We collect information that identifies you as an individual, including:

• Contact Information: Name, email address, phone number, mailing address
• Account Information: Username, password, profile preferences
• Professional Information: Institution, role, credentials, area of specialization
• Payment Information: Billing address, payment method details (processed securely through third-party providers)

1.2 Health Information (Neural Omega Health Only)

When you use Neural Omega Health, we may collect:

• Symptom Data: Self-reported symptoms, triggers, and patterns
• Medical History: Diagnoses, medications, treatments, and outcomes
• Biometric Data: Data from wearables or monitoring devices (with your consent)
• Clinical Notes: Information shared by your healthcare providers (with appropriate authorization)

1.3 Automatically Collected Information

We automatically collect certain information when you use our services:

• Usage Data: Pages visited, features used, time spent, interaction patterns
• Device Information: Device type, operating system, browser type, IP address
• Location Data: General geographic location (city/region level) based on IP address

2. Legal Basis for Processing

Under the General Data Protection Regulation (GDPR), we process your personal data based on the following legal grounds:

• Consent: Processing health data for personalized insights, sending marketing communications, using non-essential cookies
• Contractual Necessity: Providing and maintaining our services, processing payments, account communications
• Legal Obligation: Complying with applicable laws and regulations, responding to legal requests
• Legitimate Interests: Improving our services, ensuring security, conducting internal analytics

For health data processing, we rely primarily on explicit consent and ensure you can withdraw consent at any time.

3. How We Use Your Information

We use the information we collect for the following purposes:

• Service Provision: Deliver personalized health tracking, symptom analysis, treatment insights, and research tools
• Service Improvement: Analyze usage patterns, develop new features, enhance user experience
• Communication: Send service notifications, respond to inquiries, provide support
• Legal and Security: Comply with legal obligations, protect against fraud, enforce our Terms of Service
• Research and Development: Use aggregated, de-identified data to advance autoimmune research

4. Data Sharing and Disclosure

We do not sell your personal information. We may share your data in the following circumstances:

• Service Providers: Third-party vendors who help us operate our platforms (cloud hosting, payment processing, analytics)
• Healthcare Partners: With your explicit consent, we may share health data with your chosen healthcare providers
• Research Partners: Only aggregated, de-identified data for scientific research purposes
• Legal Requirements: When required by law or to protect our rights and users' safety
• Business Transfers: In connection with a merger, acquisition, or sale of assets (with notice to affected users)
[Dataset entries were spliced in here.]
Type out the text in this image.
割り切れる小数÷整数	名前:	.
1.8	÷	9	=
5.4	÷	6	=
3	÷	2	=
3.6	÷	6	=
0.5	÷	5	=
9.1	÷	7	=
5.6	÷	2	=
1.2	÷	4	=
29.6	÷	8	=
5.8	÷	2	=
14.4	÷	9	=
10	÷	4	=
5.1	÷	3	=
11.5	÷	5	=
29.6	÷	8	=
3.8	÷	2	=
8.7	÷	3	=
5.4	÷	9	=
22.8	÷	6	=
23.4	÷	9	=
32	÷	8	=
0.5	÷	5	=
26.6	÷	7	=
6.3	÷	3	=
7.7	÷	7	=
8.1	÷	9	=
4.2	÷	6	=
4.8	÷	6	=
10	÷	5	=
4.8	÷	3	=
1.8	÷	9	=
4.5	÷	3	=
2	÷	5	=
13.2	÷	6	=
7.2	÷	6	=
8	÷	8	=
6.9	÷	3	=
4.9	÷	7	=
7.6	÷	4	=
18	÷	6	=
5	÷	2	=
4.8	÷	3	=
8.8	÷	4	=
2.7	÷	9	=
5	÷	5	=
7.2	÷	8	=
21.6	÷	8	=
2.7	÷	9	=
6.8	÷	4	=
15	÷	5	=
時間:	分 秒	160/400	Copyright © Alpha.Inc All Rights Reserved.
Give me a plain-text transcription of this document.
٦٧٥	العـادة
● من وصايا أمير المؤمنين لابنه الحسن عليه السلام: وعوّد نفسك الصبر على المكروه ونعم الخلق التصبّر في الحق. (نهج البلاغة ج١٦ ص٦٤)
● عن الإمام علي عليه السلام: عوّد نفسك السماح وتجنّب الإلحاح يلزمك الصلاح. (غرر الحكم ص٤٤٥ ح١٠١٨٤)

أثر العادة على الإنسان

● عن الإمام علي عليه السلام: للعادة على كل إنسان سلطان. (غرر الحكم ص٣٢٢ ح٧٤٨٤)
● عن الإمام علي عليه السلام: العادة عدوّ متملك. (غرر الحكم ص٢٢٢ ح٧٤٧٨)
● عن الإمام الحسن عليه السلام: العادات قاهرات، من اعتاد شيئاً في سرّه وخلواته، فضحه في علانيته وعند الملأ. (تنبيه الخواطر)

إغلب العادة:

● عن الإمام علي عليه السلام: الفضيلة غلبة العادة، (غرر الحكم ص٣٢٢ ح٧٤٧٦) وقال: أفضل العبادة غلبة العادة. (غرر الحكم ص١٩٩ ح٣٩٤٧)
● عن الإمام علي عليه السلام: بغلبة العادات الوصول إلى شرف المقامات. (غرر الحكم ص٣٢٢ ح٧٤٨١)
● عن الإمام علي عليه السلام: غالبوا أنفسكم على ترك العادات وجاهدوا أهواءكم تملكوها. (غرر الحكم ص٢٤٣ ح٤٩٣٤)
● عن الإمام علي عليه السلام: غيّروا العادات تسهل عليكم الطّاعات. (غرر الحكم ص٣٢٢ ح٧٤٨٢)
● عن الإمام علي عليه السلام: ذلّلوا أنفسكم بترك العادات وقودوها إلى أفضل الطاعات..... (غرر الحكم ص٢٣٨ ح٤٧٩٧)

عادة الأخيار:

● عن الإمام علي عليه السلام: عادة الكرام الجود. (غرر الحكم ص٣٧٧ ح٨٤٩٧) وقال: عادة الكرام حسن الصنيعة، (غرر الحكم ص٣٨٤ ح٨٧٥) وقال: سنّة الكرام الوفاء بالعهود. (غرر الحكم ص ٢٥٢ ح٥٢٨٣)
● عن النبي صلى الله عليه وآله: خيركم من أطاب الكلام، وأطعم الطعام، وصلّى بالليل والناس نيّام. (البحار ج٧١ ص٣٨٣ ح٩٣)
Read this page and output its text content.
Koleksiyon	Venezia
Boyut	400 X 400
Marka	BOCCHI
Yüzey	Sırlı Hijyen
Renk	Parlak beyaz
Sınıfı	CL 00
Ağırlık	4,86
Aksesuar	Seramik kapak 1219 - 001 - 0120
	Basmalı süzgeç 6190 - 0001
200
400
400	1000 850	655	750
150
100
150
5. International Data Transfers

Your data may be transferred to and processed in countries outside the European Economic Area (EEA). When we do so, we ensure appropriate safeguards through:

• Standard Contractual Clauses approved by the European Commission
• Adequacy decisions by the European Commission
• Data Processing Agreements with our service providers

Our primary data centers are located in the EU.

6. Data Retention

We retain your personal data for the following periods:

• Account Data: While your account is active and for a reasonable period thereafter as required by law
• Health Data: For the duration you use Neural Omega Health, plus any legally required retention period
• Research Data: De-identified data may be retained indefinitely for research purposes
• Contact Records: For the duration necessary to respond to your inquiry and any follow-up requirements

7. Your Rights

Under the GDPR, you have the following rights:

To exercise any of these rights, please contact us at legal@neuralomega.com

8. Data Security

We implement appropriate technical and organizational measures to protect your personal data, including:

• End-to-end encryption for health data transmission and storage
• Regular security audits and penetration testing
• Access controls and authentication protocols
• Employee training on data protection practices
• Incident response and breach notification procedures

9. Cookies and Tracking

Our website uses minimal essential cookies for:

• Website functionality and user authentication
• Security and fraud prevention
• Essential service delivery

We do not use cookies for advertising or tracking purposes without your explicit consent.

10. Changes to This Policy

We may update this Privacy Policy periodically to reflect changes in our practices or applicable law. We will notify you of any material changes through email or prominent notice on our website. Your continued use of our services constitutes acceptance of the updated policy.